Dyslexia affects different parts of children’s brains depending on whether they are raised reading English or Chinese. That finding, reported in Monday’s online edition of Proceedings of the National Academy of Sciences, means that therapists may need to seek different methods of assisting dyslexic children from different cultures.
“This finding was very surprising to us. We had not ever thought that dyslexics’ brains are different for children who read in English and Chinese,” said lead author Li-Hai Tan, a professor of linguistics and brain and cognitive sciences at the University of Hong Kong. “Our finding yields neurobiological clues to the cause of dyslexia.”
Reading an alphabetic language like English requires different skills than reading Chinese, which relies less on sound representation, instead using symbols to represent words.

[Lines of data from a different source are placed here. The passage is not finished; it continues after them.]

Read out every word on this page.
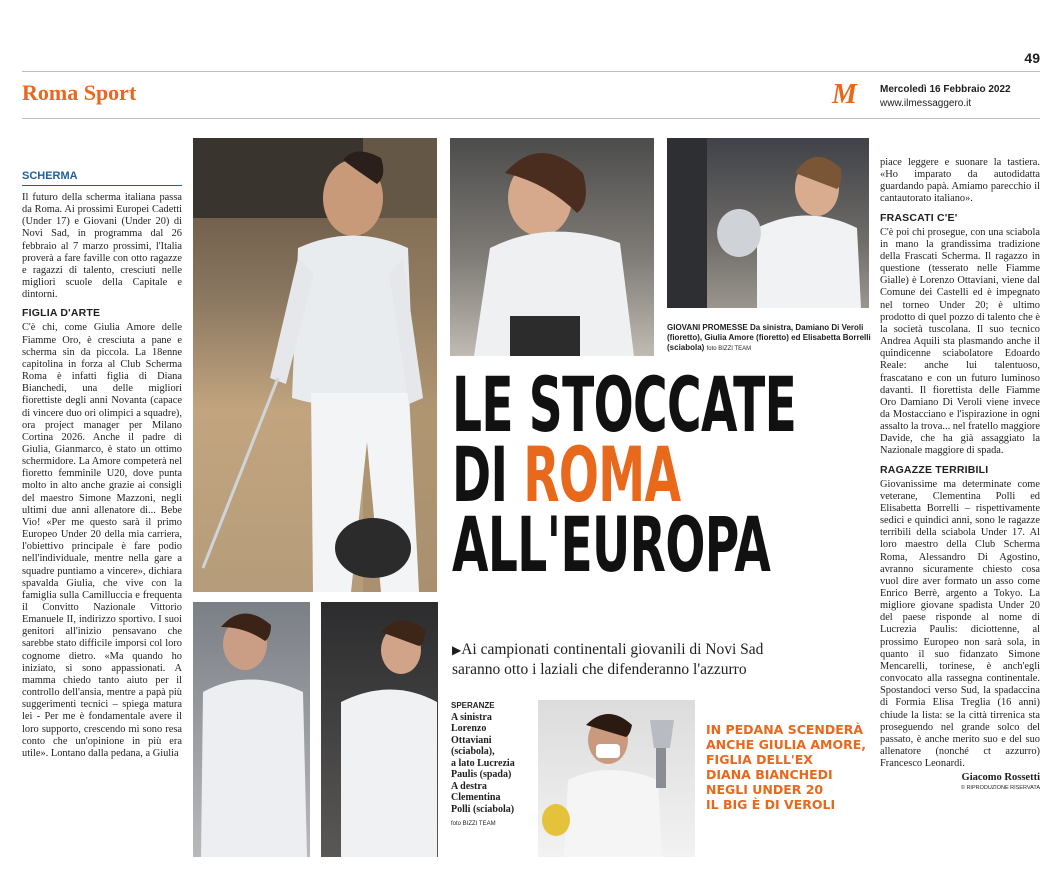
49
Roma Sport	M Mercoledì 16 Febbraio 2022
www.ilmessaggero.it
SCHERMA

Il futuro della scherma italiana passa da Roma. Ai prossimi Europei Cadetti (Under 17) e Giovani (Under 20) di Novi Sad, in programma dal 26 febbraio al 7 marzo prossimi, l'Italia proverà a fare faville con otto ragazze e ragazzi di talento, cresciuti nelle migliori scuole della Capitale e dintorni.

FIGLIA D'ARTE

C'è chi, come Giulia Amore delle Fiamme Oro, è cresciuta a pane e scherma sin da piccola. La 18enne capitolina in forza al Club Scherma Roma è infatti figlia di Diana Bianchedi, una delle migliori fiorettiste degli anni Novanta (capace di vincere duo ori olimpici a squadre), ora project manager per Milano Cortina 2026. Anche il padre di Giulia, Gianmarco, è stato un ottimo schermidore. La Amore competerà nel fioretto femminile U20, dove punta molto in alto anche grazie ai consigli del maestro Simone Mazzoni, negli ultimi due anni allenatore di... Bebe Vio! «Per me questo sarà il primo Europeo Under 20 della mia carriera, l'obiettivo principale è fare podio nell'individuale, mentre nella gare a squadre puntiamo a vincere», dichiara spavalda Giulia, che vive con la famiglia sulla Camilluccia e frequenta il Convitto Nazionale Vittorio Emanuele II, indirizzo sportivo. I suoi genitori all'inizio pensavano che sarebbe stato difficile imporsi col loro cognome dietro. «Ma quando ho iniziato, si sono appassionati. A mamma chiedo tanto aiuto per il controllo dell'ansia, mentre a papà più suggerimenti tecnici – spiega matura lei - Per me è fondamentale avere il loro supporto, crescendo mi sono resa conto che un'opinione in più era utile». Lontano dalla pedana, a Giulia

GIOVANI PROMESSE Da sinistra, Damiano Di Veroli (fioretto), Giulia Amore (fioretto) ed Elisabetta Borrelli (sciabola) foto BIZZI TEAM
LE STOCCATE
DI ROMA
ALL'EUROPA
▶Ai campionati continentali giovanili di Novi Sad
saranno otto i laziali che difenderanno l'azzurro
SPERANZE
A sinistra
Lorenzo
Ottaviani
(sciabola),
a lato Lucrezia
Paulis (spada)
A destra
Clementina
Polli (sciabola)
foto BIZZI TEAM
IN PEDANA SCENDERÀ
ANCHE GIULIA AMORE,
FIGLIA DELL'EX
DIANA BIANCHEDI
NEGLI UNDER 20
IL BIG È DI VEROLI

piace leggere e suonare la tastiera. «Ho imparato da autodidatta guardando papà. Amiamo parecchio il cantautorato italiano».

FRASCATI C'E'

C'è poi chi prosegue, con una sciabola in mano la grandissima tradizione della Frascati Scherma. Il ragazzo in questione (tesserato nelle Fiamme Gialle) è Lorenzo Ottaviani, viene dal Comune dei Castelli ed è impegnato nel torneo Under 20; è ultimo prodotto di quel pozzo di talento che è la società tuscolana. Il suo tecnico Andrea Aquili sta plasmando anche il quindicenne sciabolatore Edoardo Reale: anche lui talentuoso, frascatano e con un futuro luminoso davanti. Il fiorettista delle Fiamme Oro Damiano Di Veroli viene invece da Mostacciano e l'ispirazione in ogni assalto la trova... nel fratello maggiore Davide, che ha già assaggiato la Nazionale maggiore di spada.

RAGAZZE TERRIBILI

Giovanissime ma determinate come veterane, Clementina Polli ed Elisabetta Borrelli – rispettivamente sedici e quindici anni, sono le ragazze terribili della sciabola Under 17. Al loro maestro della Club Scherma Roma, Alessandro Di Agostino, avranno sicuramente chiesto cosa vuol dire aver formato un asso come Enrico Berrè, argento a Tokyo. La migliore giovane spadista Under 20 del paese risponde al nome di Lucrezia Paulis: diciottenne, al prossimo Europeo non sarà sola, in quanto il suo fidanzato Simone Mencarelli, torinese, è anch'egli convocato alla rassegna continentale. Spostandoci verso Sud, la spadaccina di Formia Elisa Treglia (16 anni) chiude la lista: se la città tirrenica sta proseguendo nel grande solco del passato, è anche merito suo e del suo allenatore (nonché ct azzurro) Francesco Leonardi.

Giacomo Rossetti
© RIPRODUZIONE RISERVATA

Tan’s research group studied the brains of students raised reading Chinese, using functional magnetic resonance imaging. They then compared those findings with similar studies of the brains of students raised reading English.
Guinevere F. Eden, director of the Center for the Study of Learning at Georgetown University in Washington, said the process of becoming a skilled reader changes the brain.
“Becoming a reader is a fairly dramatic process for the brain,” explained Eden, who was not part of Tan’s research team on this paper.
For children, learning to read is culturally important but is not really natural, Eden said, so when the brain orients toward a different writing system it copes with it differently.
That means, “we cannot just assume that any dyslexic child is going to be helped by the same kind of intervention,” she said in a telephone interview.
Tan said the new findings suggest that treating Chinese speakers with dyslexia may use working memory tasks and tests relating to sensor-motor skills, while current treatments of English dyslexia focus on letter-sound conversions and sound awareness.
“Previous genetic studies suggest that malformations of brain development are associated with mutations of several genes and that developmental dyslexia has a genetic basis,” he said in an interview via e-mail.
“We speculate that different genes may be involved in dyslexia in Chinese and English readers. In this respect, our brain-mapping findings can assist in the search for candidate genes that cause dyslexia,” Tan said.
The study was funded by the Ministry of Science and Technology of China, the Hong Kong Research Grants Council and the University of Hong Kong.